3. Explain the appendicular skeletal system and its constituents in detail (with figures).

20.4 Joints

Significance:

• Joints form the points of contact between bones, or between bones and cartilages.
• Joints are essential for all types of movements including movements that bring about locomotion.
• Joints act as fulcrum that causes movement and the required force is generated by the muscles. The movability at these joints varies depending on different factors based on which joints have been classified into three major structural forms: fibrous, cartilaginous and synovial.

a) Fibrous joints: Fibrous joints do not allow any movement. This type of joint is shown by the flat skull bones which fuse end-to-end with the help of dense fibrous connective tissues in the form of sutures, to form the cranium.

b) Cartilaginous joints: Cartilaginous joints permit limited movements. The bones forming this type of joint are joined together with the help of cartilages. The joint between the adjacent vertebrae in the vertebral column is of this type.

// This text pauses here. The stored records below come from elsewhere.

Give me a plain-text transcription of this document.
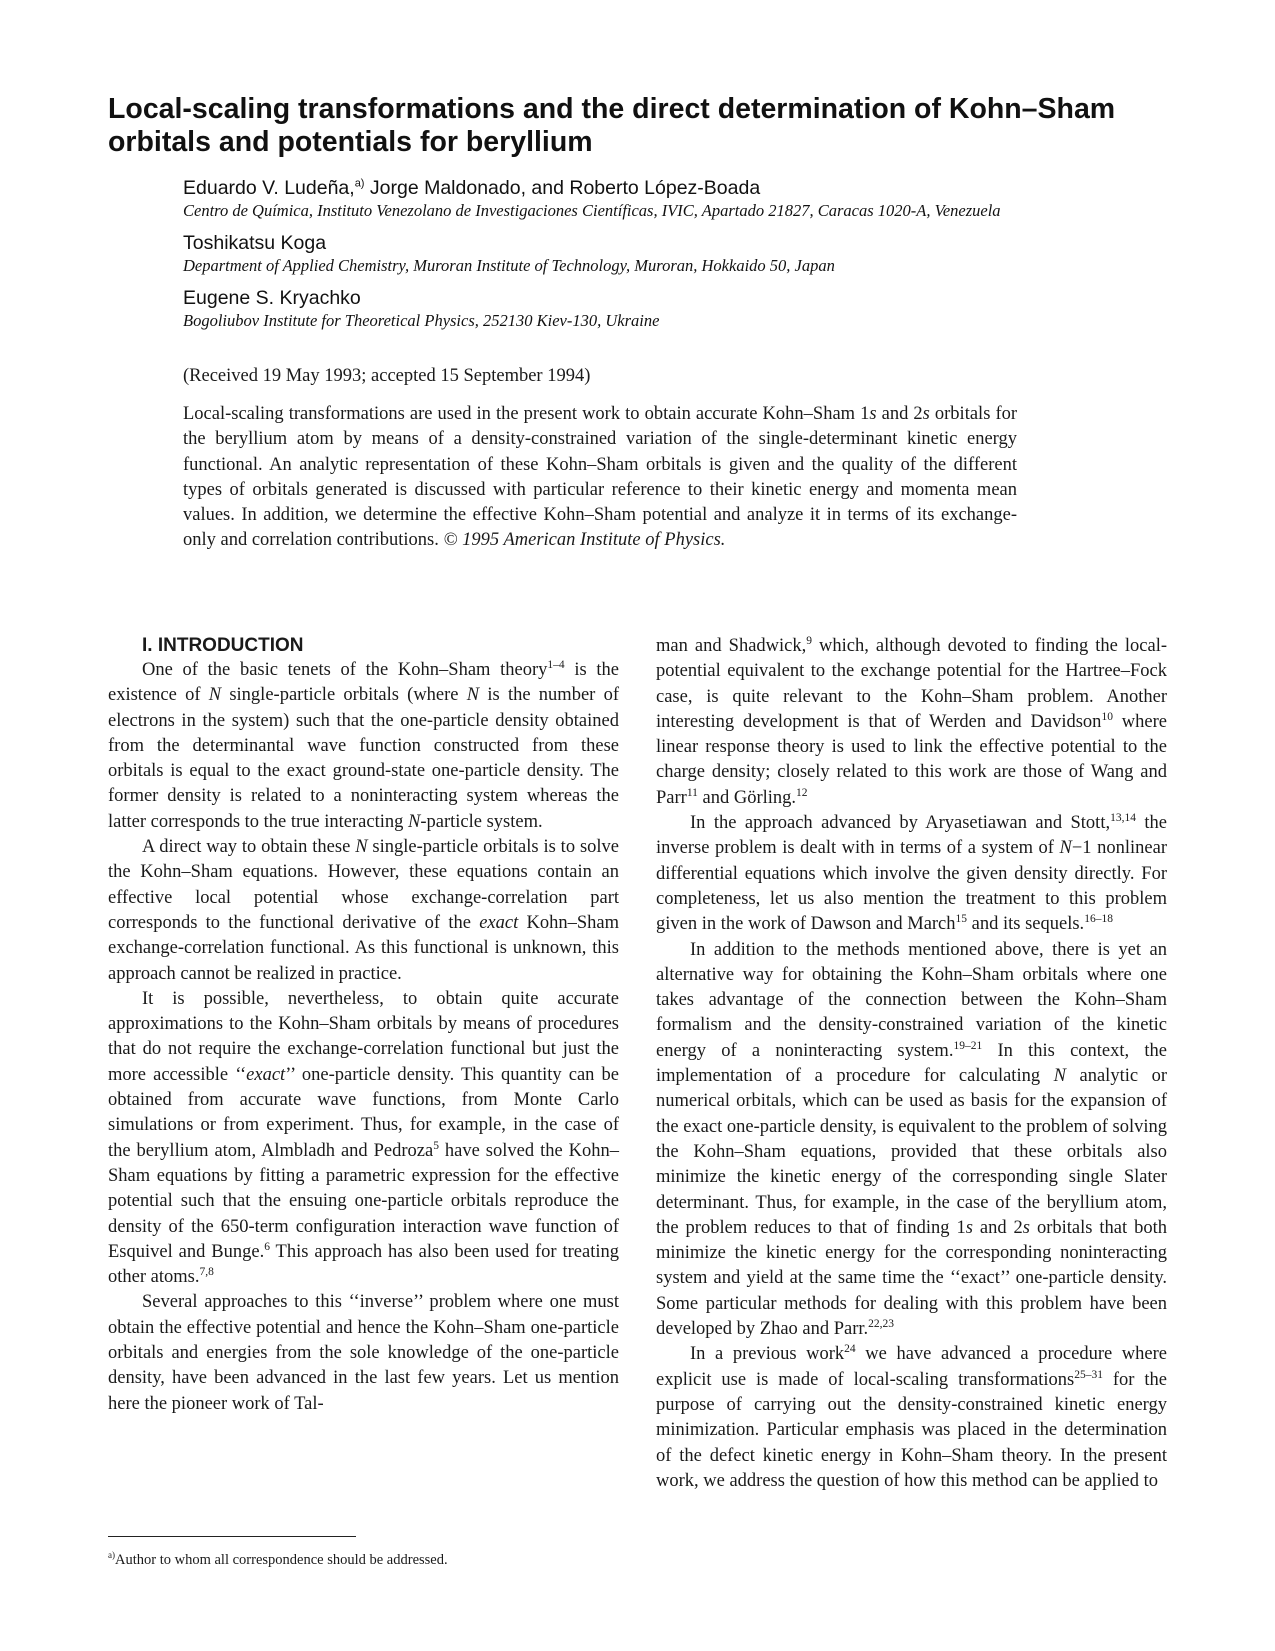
Local-scaling transformations and the direct determination of Kohn–Sham orbitals and potentials for beryllium

Eduardo V. Ludeña,$^{a)}$ Jorge Maldonado, and Roberto López-Boada

Centro de Química, Instituto Venezolano de Investigaciones Científicas, IVIC, Apartado 21827, Caracas 1020-A, Venezuela

Toshikatsu Koga

Department of Applied Chemistry, Muroran Institute of Technology, Muroran, Hokkaido 50, Japan

Eugene S. Kryachko

Bogoliubov Institute for Theoretical Physics, 252130 Kiev-130, Ukraine

(Received 19 May 1993; accepted 15 September 1994)

Local-scaling transformations are used in the present work to obtain accurate Kohn–Sham 1s and 2s orbitals for the beryllium atom by means of a density-constrained variation of the single-determinant kinetic energy functional. An analytic representation of these Kohn–Sham orbitals is given and the quality of the different types of orbitals generated is discussed with particular reference to their kinetic energy and momenta mean values. In addition, we determine the effective Kohn–Sham potential and analyze it in terms of its exchange-only and correlation contributions. © 1995 American Institute of Physics.

I. INTRODUCTION

One of the basic tenets of the Kohn–Sham theory$^{1-4}$ is the existence of N single-particle orbitals (where N is the number of electrons in the system) such that the one-particle density obtained from the determinantal wave function constructed from these orbitals is equal to the exact ground-state one-particle density. The former density is related to a noninteracting system whereas the latter corresponds to the true interacting N-particle system.

A direct way to obtain these N single-particle orbitals is to solve the Kohn–Sham equations. However, these equations contain an effective local potential whose exchange-correlation part corresponds to the functional derivative of the exact Kohn–Sham exchange-correlation functional. As this functional is unknown, this approach cannot be realized in practice.

It is possible, nevertheless, to obtain quite accurate approximations to the Kohn–Sham orbitals by means of procedures that do not require the exchange-correlation functional but just the more accessible ‘‘exact’’ one-particle density. This quantity can be obtained from accurate wave functions, from Monte Carlo simulations or from experiment. Thus, for example, in the case of the beryllium atom, Almbladh and Pedroza$^5$ have solved the Kohn–Sham equations by fitting a parametric expression for the effective potential such that the ensuing one-particle orbitals reproduce the density of the 650-term configuration interaction wave function of Esquivel and Bunge.$^6$ This approach has also been used for treating other atoms.$^{7,8}$

Several approaches to this ‘‘inverse’’ problem where one must obtain the effective potential and hence the Kohn–Sham one-particle orbitals and energies from the sole knowledge of the one-particle density, have been advanced in the last few years. Let us mention here the pioneer work of Tal-

man and Shadwick,$^9$ which, although devoted to finding the local-potential equivalent to the exchange potential for the Hartree–Fock case, is quite relevant to the Kohn–Sham problem. Another interesting development is that of Werden and Davidson$^{10}$ where linear response theory is used to link the effective potential to the charge density; closely related to this work are those of Wang and Parr$^{11}$ and Görling.$^{12}$

In the approach advanced by Aryasetiawan and Stott,$^{13,14}$ the inverse problem is dealt with in terms of a system of N−1 nonlinear differential equations which involve the given density directly. For completeness, let us also mention the treatment to this problem given in the work of Dawson and March$^{15}$ and its sequels.$^{16-18}$

In addition to the methods mentioned above, there is yet an alternative way for obtaining the Kohn–Sham orbitals where one takes advantage of the connection between the Kohn–Sham formalism and the density-constrained variation of the kinetic energy of a noninteracting system.$^{19-21}$ In this context, the implementation of a procedure for calculating N analytic or numerical orbitals, which can be used as basis for the expansion of the exact one-particle density, is equivalent to the problem of solving the Kohn–Sham equations, provided that these orbitals also minimize the kinetic energy of the corresponding single Slater determinant. Thus, for example, in the case of the beryllium atom, the problem reduces to that of finding 1s and 2s orbitals that both minimize the kinetic energy for the corresponding noninteracting system and yield at the same time the ‘‘exact’’ one-particle density. Some particular methods for dealing with this problem have been developed by Zhao and Parr.$^{22,23}$

In a previous work$^{24}$ we have advanced a procedure where explicit use is made of local-scaling transformations$^{25-31}$ for the purpose of carrying out the density-constrained kinetic energy minimization. Particular emphasis was placed in the determination of the defect kinetic energy in Kohn–Sham theory. In the present work, we address the question of how this method can be applied to

$^{a)}$Author to whom all correspondence should be addressed.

c) Synovial joints: The synovial joints help in locomotion and many other movements, such as bending or lifting a hand. Synovial joints are characterised by the presence of a fluid filled synovial cavity between the articulating surfaces of the two bones. Such an arrangement allows considerable movement. Ball and socket joint (between humerus and pectoral girdle), hinge joint (knee joint), pivot joint (between atlas and axis), gliding joint (between the carpals) and saddle joint (between carpal and metacarpal of thumb) are some examples.

Questions from section 20.4:

1. Explain the significance of joints. Also explain its types.

20.5 Disorders of Muscular and Skeletal System

a) Myasthenia gravis: Auto immune disorder affecting neuromuscular junction leading to fatigue, weakening and paralysis of skeletal muscle.

b) Muscular dystrophy: Progressive degeneration of skeletal muscle caused due to mutation of genes that code for proteins which form muscle fibres. 

c) Tetany: Rapid spasms (wild contractions) in muscle due to low $Ca^{++}$ in body fluid. 

d) Arthritis: Inflammation of joints. 

e) Osteoporosis: Age-related disorder characterised by decreased bone mass and increased chances of fractures. Decreased level of estrogen is a common cause. 

f) Gout: Inflammation of joints due to accumulation of uric acid crystals.

Questions from section 20.5:

1. List and explain 6 disorders of the muscular and skeletal system.